Für die ARD war Mehmet Scholl lange Zeit ein Glücksfall. Meinungsstark und nie um einen Spruch verlegen, eckte der ehemalige Fußball-Profi am Spielfeldrand gerne an und bescherte dem Sender damit regelmäßig Aufmerksamkeit – ein echter Typ eben, wie es ihn im Fernsehen mittlerweile selten gibt. Dass er auch mal danebenlag, wird man bei der ARD zur Kenntnis genommen haben; übel nahm man ihm die Aussagen aber offenkundig nicht.
"Der Herr Siegenthaler möge bitte seinen Job machen, morgens liegen bleiben, die anderen zum Training gehen lassen und nicht mit irgendwelchen Ideen kommen", kritisierte Scholl vor einem Jahr den DFB-Taktikexperten Urs Siegenthaler und machte ihn "und Konsorten" dafür verantwortlich, dass Bundestrainer Joachim Löw beim erst durch ein turbulentes Elfmeterschießen gewonnenen EM-Spiel gegen Italien die Taktik gewechselt habe. Ein paar Tage später gab Scholl kleinlaut zu, sich zumindest den "Konsorten-Spruch" hätte sparen können.
Unvergessen auch, als Scholl vier Jahre zuvor den damaligen Nationalspieler Mario Gomez dafür kritisierte, sich zu wenig bewegt zu haben – obwohl Gomez sogar der Siegtorschütze war. "Ich hatte zwischendurch Angst, dass er sich wundliegt und mal gewendet werden muss", wetterte der ARD-Experte. Ein Spruch, der Gomez noch lange verfolgte. Mehr als drei Jahre zogen ins Land, bis sich Scholl auch hier zu einer Entschuldigung hinreißen ließ. "Ich habe einem Spieler damit richtig geschadet. Das tut mir leid", räumte Scholl damals im "Spiegel" ein.
Auch jetzt wäre es eigentlich mal wieder an der Zeit für eine Entschuldigung gewesen. Weil er während des Confed-Cups in Russland nicht über den russischen Doping-Skandal sprechen wollte, wie es die Redaktion plante, verließ Mehmet Scholl im Juni als beleidigte Leberwurst das Studio. Das war nicht kollegial und offenbarte ganz nebenbei ein zweifelhaftes Verständnis seiner Rolle. Vielleicht mag sich Scholl als eine Art Redaktionsleiter gesehen haben, als er das Weite suchte. De facto verpflichtete ihn die ARD zwar wegen seiner Meinung – aber eben zum Spiel und nicht zu redaktionellen Inhalten.
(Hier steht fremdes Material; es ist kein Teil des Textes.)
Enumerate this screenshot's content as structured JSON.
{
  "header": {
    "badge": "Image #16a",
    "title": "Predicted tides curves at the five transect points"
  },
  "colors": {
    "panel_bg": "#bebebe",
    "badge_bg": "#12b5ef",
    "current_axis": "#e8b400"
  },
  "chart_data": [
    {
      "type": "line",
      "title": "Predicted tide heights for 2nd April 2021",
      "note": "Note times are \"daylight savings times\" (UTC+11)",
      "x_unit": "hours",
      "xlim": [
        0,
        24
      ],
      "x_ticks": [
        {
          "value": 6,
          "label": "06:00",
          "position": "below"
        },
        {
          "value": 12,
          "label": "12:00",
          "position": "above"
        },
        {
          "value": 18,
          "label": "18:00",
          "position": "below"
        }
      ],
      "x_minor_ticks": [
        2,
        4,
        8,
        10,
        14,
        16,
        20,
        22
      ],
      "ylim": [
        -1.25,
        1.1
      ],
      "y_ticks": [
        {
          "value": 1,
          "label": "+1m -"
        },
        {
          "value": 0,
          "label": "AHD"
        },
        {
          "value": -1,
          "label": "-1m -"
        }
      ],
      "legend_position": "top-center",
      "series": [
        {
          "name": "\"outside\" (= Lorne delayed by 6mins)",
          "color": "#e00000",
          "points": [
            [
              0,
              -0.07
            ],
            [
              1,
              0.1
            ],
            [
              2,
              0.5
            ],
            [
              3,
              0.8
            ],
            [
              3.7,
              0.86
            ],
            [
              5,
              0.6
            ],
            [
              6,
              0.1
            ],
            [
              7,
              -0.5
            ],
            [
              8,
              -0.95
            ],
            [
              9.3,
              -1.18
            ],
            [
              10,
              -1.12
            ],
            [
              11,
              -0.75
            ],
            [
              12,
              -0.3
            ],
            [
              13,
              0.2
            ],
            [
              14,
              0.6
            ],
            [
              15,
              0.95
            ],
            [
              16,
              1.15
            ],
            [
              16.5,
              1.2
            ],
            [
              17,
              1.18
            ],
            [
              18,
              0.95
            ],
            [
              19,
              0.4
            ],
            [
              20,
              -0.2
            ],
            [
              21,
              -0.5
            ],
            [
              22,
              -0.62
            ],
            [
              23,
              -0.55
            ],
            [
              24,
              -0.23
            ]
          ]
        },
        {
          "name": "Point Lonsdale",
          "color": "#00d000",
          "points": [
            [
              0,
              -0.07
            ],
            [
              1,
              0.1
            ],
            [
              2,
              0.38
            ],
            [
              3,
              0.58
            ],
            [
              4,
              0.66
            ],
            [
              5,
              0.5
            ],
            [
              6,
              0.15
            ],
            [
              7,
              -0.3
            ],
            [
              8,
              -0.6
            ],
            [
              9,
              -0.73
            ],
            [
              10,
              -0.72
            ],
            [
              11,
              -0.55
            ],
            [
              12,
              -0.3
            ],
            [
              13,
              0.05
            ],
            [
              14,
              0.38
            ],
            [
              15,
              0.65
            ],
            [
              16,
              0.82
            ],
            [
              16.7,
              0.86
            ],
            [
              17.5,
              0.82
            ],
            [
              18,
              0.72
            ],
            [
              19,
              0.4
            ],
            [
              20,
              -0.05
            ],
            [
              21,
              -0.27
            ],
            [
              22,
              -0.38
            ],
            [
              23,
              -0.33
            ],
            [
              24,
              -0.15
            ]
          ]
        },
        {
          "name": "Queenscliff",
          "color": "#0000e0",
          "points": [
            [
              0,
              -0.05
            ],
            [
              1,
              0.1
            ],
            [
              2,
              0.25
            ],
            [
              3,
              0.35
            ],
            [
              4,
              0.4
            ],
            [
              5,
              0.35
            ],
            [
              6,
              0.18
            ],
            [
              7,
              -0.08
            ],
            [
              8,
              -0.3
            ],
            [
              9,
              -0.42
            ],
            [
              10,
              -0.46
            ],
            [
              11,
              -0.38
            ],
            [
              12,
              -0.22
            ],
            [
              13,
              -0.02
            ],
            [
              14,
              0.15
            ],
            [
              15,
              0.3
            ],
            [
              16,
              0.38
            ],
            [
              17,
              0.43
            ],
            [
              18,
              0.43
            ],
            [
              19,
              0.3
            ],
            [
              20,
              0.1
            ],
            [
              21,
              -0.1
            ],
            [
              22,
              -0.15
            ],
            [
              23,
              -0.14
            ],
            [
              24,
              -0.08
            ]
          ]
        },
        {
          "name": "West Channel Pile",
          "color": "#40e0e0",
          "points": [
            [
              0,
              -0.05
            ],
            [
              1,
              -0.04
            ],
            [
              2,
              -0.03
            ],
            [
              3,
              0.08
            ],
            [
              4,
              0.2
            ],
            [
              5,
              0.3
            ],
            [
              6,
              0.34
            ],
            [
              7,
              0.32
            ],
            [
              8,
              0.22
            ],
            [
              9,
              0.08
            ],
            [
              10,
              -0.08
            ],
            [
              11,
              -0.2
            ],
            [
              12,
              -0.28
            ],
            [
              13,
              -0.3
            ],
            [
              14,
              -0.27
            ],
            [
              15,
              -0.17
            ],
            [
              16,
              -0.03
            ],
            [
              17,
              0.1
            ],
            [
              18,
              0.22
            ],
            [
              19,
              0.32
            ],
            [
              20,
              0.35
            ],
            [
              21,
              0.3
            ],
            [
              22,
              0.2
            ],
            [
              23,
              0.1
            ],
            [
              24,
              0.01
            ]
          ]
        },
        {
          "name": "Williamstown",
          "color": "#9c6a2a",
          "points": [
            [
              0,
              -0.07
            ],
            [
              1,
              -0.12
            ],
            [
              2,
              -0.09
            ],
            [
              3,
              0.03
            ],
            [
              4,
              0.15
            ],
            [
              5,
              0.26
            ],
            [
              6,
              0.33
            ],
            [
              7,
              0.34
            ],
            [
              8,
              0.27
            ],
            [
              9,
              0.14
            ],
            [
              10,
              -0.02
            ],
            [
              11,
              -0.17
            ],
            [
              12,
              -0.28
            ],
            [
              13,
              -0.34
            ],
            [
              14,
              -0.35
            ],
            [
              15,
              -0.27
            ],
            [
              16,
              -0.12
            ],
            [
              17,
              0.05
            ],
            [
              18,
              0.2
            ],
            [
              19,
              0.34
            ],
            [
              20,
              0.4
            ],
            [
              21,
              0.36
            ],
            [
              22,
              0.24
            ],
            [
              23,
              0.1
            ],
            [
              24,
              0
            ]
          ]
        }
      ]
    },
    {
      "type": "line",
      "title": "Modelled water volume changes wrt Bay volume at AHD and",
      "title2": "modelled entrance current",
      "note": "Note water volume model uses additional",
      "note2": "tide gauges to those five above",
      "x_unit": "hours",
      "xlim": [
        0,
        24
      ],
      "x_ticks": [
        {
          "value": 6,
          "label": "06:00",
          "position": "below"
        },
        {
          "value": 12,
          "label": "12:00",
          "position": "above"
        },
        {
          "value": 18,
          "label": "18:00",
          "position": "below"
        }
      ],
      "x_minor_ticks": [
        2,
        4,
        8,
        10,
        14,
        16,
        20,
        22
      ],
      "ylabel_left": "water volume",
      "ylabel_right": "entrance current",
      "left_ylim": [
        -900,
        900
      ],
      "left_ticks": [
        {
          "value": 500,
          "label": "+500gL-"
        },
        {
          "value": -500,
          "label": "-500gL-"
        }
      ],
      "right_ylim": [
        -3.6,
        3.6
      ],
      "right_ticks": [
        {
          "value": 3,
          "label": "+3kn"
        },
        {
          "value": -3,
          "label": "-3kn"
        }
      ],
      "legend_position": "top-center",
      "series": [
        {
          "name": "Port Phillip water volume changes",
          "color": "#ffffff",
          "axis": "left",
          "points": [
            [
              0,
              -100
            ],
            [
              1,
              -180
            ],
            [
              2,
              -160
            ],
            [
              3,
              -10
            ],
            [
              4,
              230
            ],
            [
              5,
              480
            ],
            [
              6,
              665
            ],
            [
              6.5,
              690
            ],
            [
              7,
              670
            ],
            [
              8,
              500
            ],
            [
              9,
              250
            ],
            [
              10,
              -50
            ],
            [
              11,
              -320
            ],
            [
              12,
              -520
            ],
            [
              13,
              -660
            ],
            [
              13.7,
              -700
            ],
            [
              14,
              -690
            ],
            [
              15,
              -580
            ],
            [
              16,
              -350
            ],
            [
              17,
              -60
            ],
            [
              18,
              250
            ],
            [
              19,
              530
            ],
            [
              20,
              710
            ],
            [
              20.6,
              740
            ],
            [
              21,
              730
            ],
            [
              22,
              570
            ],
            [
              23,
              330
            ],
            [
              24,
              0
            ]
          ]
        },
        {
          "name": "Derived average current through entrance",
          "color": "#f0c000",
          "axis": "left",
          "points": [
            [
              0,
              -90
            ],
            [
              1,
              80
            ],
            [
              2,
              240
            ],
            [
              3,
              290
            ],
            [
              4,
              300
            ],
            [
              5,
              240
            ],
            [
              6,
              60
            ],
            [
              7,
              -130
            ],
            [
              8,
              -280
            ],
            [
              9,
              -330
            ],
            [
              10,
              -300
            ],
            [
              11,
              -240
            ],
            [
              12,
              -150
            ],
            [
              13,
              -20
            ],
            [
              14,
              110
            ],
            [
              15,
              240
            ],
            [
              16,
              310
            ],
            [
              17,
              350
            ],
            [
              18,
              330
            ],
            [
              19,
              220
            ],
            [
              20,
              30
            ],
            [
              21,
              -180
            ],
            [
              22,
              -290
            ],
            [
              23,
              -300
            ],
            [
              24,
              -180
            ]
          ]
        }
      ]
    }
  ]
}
Dass er nach seiner Flucht beim Confed-Cup nicht umgehend gefeuert wurde, mag man bei der ARD rückblickend als Fehler erachten. Doch die Hoffnung, Scholl möge ähnlich wie bei bisherigen Ausrutschern, Einsicht zeigen, erfüllte sich nicht. Trotz öffentlicher Bekundung, zusammen weitermachen zu wollen, schwelte der Konflikt hinter den Kulissen so lange weiter, bis Mehmet Scholl seine Radioshow dazu nutzte, um noch einmal unmissverständlich verstehen zu geben, dass das geplante Doping-Thema für ihn "in dem Moment überhaupt keine Relevanz" gehabt habe.
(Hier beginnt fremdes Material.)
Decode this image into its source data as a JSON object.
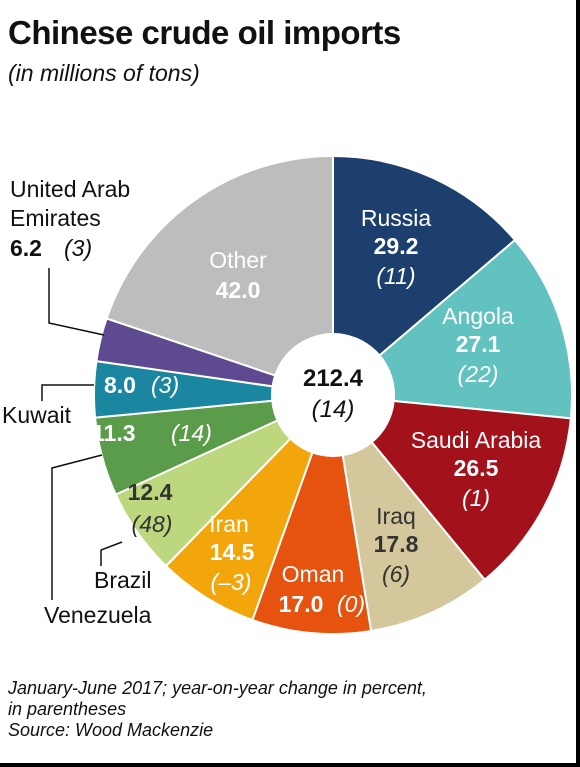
{
  "title": "Chinese crude oil imports",
  "subtitle": "(in millions of tons)",
  "footnote": {
    "line1": "January-June 2017; year-on-year change in percent,",
    "line2": "in parentheses",
    "source": "Source: Wood Mackenzie"
  },
  "chart_data": {
    "type": "pie",
    "total": {
      "value": "212.4",
      "change": "(14)"
    },
    "slices": [
      {
        "name": "Russia",
        "value": 29.2,
        "value_label": "29.2",
        "change": "(11)",
        "color": "#1c3f6e"
      },
      {
        "name": "Angola",
        "value": 27.1,
        "value_label": "27.1",
        "change": "(22)",
        "color": "#62c2bf"
      },
      {
        "name": "Saudi Arabia",
        "value": 26.5,
        "value_label": "26.5",
        "change": "(1)",
        "color": "#a3111b"
      },
      {
        "name": "Iraq",
        "value": 17.8,
        "value_label": "17.8",
        "change": "(6)",
        "color": "#d4c79b"
      },
      {
        "name": "Oman",
        "value": 17.0,
        "value_label": "17.0",
        "change": "(0)",
        "color": "#e6530f"
      },
      {
        "name": "Iran",
        "value": 14.5,
        "value_label": "14.5",
        "change": "(–3)",
        "color": "#f2a60c"
      },
      {
        "name": "Brazil",
        "value": 12.4,
        "value_label": "12.4",
        "change": "(48)",
        "color": "#bcd77e"
      },
      {
        "name": "Venezuela",
        "value": 11.3,
        "value_label": "11.3",
        "change": "(14)",
        "color": "#5b9c4a"
      },
      {
        "name": "Kuwait",
        "value": 8.0,
        "value_label": "8.0",
        "change": "(3)",
        "color": "#1a86a0"
      },
      {
        "name": "United Arab Emirates",
        "value": 6.2,
        "value_label": "6.2",
        "change": "(3)",
        "color": "#5e4a90"
      },
      {
        "name": "Other",
        "value": 42.0,
        "value_label": "42.0",
        "change": "",
        "color": "#bdbdbd"
      }
    ],
    "external_labels": {
      "uae_line1": "United Arab",
      "uae_line2": "Emirates",
      "kuwait": "Kuwait",
      "brazil": "Brazil",
      "venezuela": "Venezuela"
    }
  }
}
Das konnte ARD-Sportchef Balkausky freilich nicht unkommentiert lassen und rüffelte seinen Experten via "Bild", den Inhalt und die redaktionelle Hoheit doch bitteschön zu akzeptieren. Mag sein, dass Scholl diese Prioritätensetzung als Majestätsbeleidigung erachtete, doch Scholl war letztlich über all die Jahre hinweg keineswegs die Majestät, sondern bloß eine Art Hofnarr – gut für Sprüche und Schlagzeilen. Die ARD wolle ihn so wie er ist, sagte er einmal in einem Interview. Und: "Mein Vorteil ist, dass mich im Fernsehen kein Ehrgeiz treibt. Ich will da nichts werden, ich muss mich nicht anpassen." Wahrscheinlich hatte Scholl da schon verlernt, dass nicht nur Fußball ein Teamsport ist, sondern auch Fernsehen.